■于贵超
风从三月来,带着故乡的体温和心跳。
风把天空擦拭得碧蓝如洗,又采来云朵,在天上拼图,一会儿拼成雪山,一会儿拼成海浪,一会儿又写成弯弯曲曲的文字,铺成一封家书,被归雁衔着,寄给那些离开家乡的人。阳光被风吻过,变得温柔浪漫,凝望着远方的土地和村庄。
三月的风吹过田野,沉睡了一冬的麦田抖了抖衣襟,舒展开筋骨。春雨刚落,土壤墒情好、养分足,麦子在风里抽出新叶,拔节生长,阳光下吐出苍翠的语言,时而吟哦诗句,时而哼唱歌谣。它们的身姿渐渐挺拔柔软,牵起风的手掌翩翩起舞,向脚下的土地、向远方的村庄、向姗姗而来的春天致意!田野里,野草也在春风的呼唤下醒来。车前草、牛筋草、马齿苋、蒲公英纷纷抽出新绿,一棵婆婆纳举起三两朵蓝色的小花,像天空的蓝不小心漏下了几滴,迸裂开来,化作展翅的小蝴蝶,传递春风变暖的消息——浩荡的春讯,总是被细微的生命最先捕捉到。一条小河穿过麦田,河水清浅妩媚。河坡上,茅草根钻出了嫩芽。那个拔茅针的无忧少年,却不见了踪影。

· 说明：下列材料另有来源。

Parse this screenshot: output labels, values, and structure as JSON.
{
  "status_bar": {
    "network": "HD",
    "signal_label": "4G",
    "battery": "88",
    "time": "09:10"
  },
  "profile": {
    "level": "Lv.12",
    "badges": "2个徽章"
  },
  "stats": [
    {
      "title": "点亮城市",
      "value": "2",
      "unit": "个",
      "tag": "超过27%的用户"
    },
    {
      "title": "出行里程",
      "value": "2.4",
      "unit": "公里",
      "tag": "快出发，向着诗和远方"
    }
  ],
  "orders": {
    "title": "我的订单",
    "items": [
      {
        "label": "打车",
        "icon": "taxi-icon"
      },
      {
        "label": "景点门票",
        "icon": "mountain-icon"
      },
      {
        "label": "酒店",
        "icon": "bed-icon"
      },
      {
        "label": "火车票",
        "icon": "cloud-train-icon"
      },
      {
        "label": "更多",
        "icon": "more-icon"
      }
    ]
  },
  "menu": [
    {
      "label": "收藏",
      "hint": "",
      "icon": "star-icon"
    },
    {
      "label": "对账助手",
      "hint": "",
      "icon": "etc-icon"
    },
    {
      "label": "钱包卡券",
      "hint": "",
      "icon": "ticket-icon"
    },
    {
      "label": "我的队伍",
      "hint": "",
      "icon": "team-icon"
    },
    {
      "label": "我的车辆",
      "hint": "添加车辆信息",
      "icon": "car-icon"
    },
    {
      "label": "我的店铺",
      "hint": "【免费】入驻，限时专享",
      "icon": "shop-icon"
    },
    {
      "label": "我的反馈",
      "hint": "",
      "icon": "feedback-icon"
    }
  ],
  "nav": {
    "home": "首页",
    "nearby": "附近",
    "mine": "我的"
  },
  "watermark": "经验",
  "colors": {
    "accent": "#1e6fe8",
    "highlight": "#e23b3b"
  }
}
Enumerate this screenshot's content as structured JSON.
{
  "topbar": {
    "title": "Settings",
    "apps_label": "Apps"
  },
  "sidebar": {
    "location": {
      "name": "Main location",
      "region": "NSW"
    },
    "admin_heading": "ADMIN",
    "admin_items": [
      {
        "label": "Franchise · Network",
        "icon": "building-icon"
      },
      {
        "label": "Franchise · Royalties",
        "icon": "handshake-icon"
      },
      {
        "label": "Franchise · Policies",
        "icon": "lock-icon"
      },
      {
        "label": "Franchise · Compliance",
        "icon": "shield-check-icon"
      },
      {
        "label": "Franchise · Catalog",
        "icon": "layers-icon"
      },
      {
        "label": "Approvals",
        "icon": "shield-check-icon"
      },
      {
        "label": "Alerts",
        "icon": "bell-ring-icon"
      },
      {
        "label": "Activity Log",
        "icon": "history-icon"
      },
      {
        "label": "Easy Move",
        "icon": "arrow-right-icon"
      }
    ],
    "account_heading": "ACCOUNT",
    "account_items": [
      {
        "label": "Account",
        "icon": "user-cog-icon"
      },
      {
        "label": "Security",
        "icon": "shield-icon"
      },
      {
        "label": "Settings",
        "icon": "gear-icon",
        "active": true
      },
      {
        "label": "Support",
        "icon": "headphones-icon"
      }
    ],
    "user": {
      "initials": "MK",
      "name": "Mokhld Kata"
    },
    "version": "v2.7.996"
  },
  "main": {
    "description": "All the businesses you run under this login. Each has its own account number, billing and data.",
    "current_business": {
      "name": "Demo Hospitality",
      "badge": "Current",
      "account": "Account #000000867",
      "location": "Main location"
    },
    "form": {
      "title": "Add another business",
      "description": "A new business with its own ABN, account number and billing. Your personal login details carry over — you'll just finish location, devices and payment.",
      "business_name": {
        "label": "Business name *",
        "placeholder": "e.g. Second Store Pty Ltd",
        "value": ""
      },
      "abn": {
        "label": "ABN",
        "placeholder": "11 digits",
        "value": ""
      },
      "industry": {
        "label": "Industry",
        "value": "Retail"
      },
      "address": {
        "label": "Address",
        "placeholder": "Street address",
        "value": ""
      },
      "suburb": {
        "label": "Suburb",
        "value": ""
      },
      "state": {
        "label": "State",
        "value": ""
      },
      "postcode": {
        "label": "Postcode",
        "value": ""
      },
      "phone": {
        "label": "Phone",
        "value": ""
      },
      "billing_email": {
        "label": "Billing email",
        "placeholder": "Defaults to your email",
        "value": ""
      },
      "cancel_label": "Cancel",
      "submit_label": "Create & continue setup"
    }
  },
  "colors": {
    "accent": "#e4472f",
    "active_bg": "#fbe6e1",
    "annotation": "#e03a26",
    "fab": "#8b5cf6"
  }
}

一片油菜田在春风的窃窃私语中,迸发出期待已久的热情。菜花绽放,先是三五朵,从鹅黄的花苞中挤出来,眨着好奇的眼眸,试探春风冷暖。转眼间花开如海,馥郁香甜的花香灌进肺腑,像春风酿成的一杯醇酒,一直醉到灵魂里。在乡下,油菜花海是春天最质朴最宏大的乐章,那些童年的记忆,像俏皮的蜂蝶一样,在花香里起起伏伏,比风更暖,比酒更醉人!站在村头远望,一片片油菜花点缀在麦田之间,黄有黄的奔放,绿有绿的沉稳,在浩荡的春意里,书写着乡村版图上的三月叙事。
风吹过村庄,村庄渐渐明媚起来。一抹春柳飘荡在小村的额头,淡淡新绿落进池塘,春水荡漾,像多情的眼波。柳笛声穿过街巷,穿过层层叠叠的岁月,把家乡的前世今生谱成一段风里的童谣。谁家院落里一枝杏花伸出矮墙,风吹花动,突然点亮了整条街,冬天残留的枯寂烟消云散。杏粉未残,桃红已露,点点嫣红在风里洇开,映着门楣上尚未褪色的春联,像涂抹在村庄脸颊上的胭脂,绽露出青春活泼的气息。屋后的大杨树枝丫横斜,一个个芽苞悄悄鼓起,像蘸饱了墨水的笔毫,即将在风里写下蓬勃的篇章。那些榆树、槐树、棠梨树,也已悄悄打开心扉,等待着属于自己的那一缕风。
村里的鸟多起来,你看不到它们的影子,但在屋顶上、在树林里,风送来它们“叽叽喳喳”的鸣叫,清脆生动,打扮晨曦,晕染晚霞。这是乡村独有的韵律,像泉水叮咚,荡涤尘埃;像乡音回荡,抚慰心灵。
三月的风吹到人身上,人的身体就轻了,厚重的棉衣换成了轻便的粗布衣褂,千层底软布鞋踩在街巷里,踩在田埂上,脚步轻捷而有力。三月的风吹到人的思绪里,人的内心就暖了,街头巷尾的谈话声也响亮了许多——今春雨水足,庄稼长势好。一定又是个丰收年!
三月的风,裹着五彩缤纷的期盼,裹着雨后潮湿的乡愁,裹着惊蛰窸窸窣窣的物语,从家乡的土地上轻轻拂过,留下时光的韵脚,在思念里荡漾。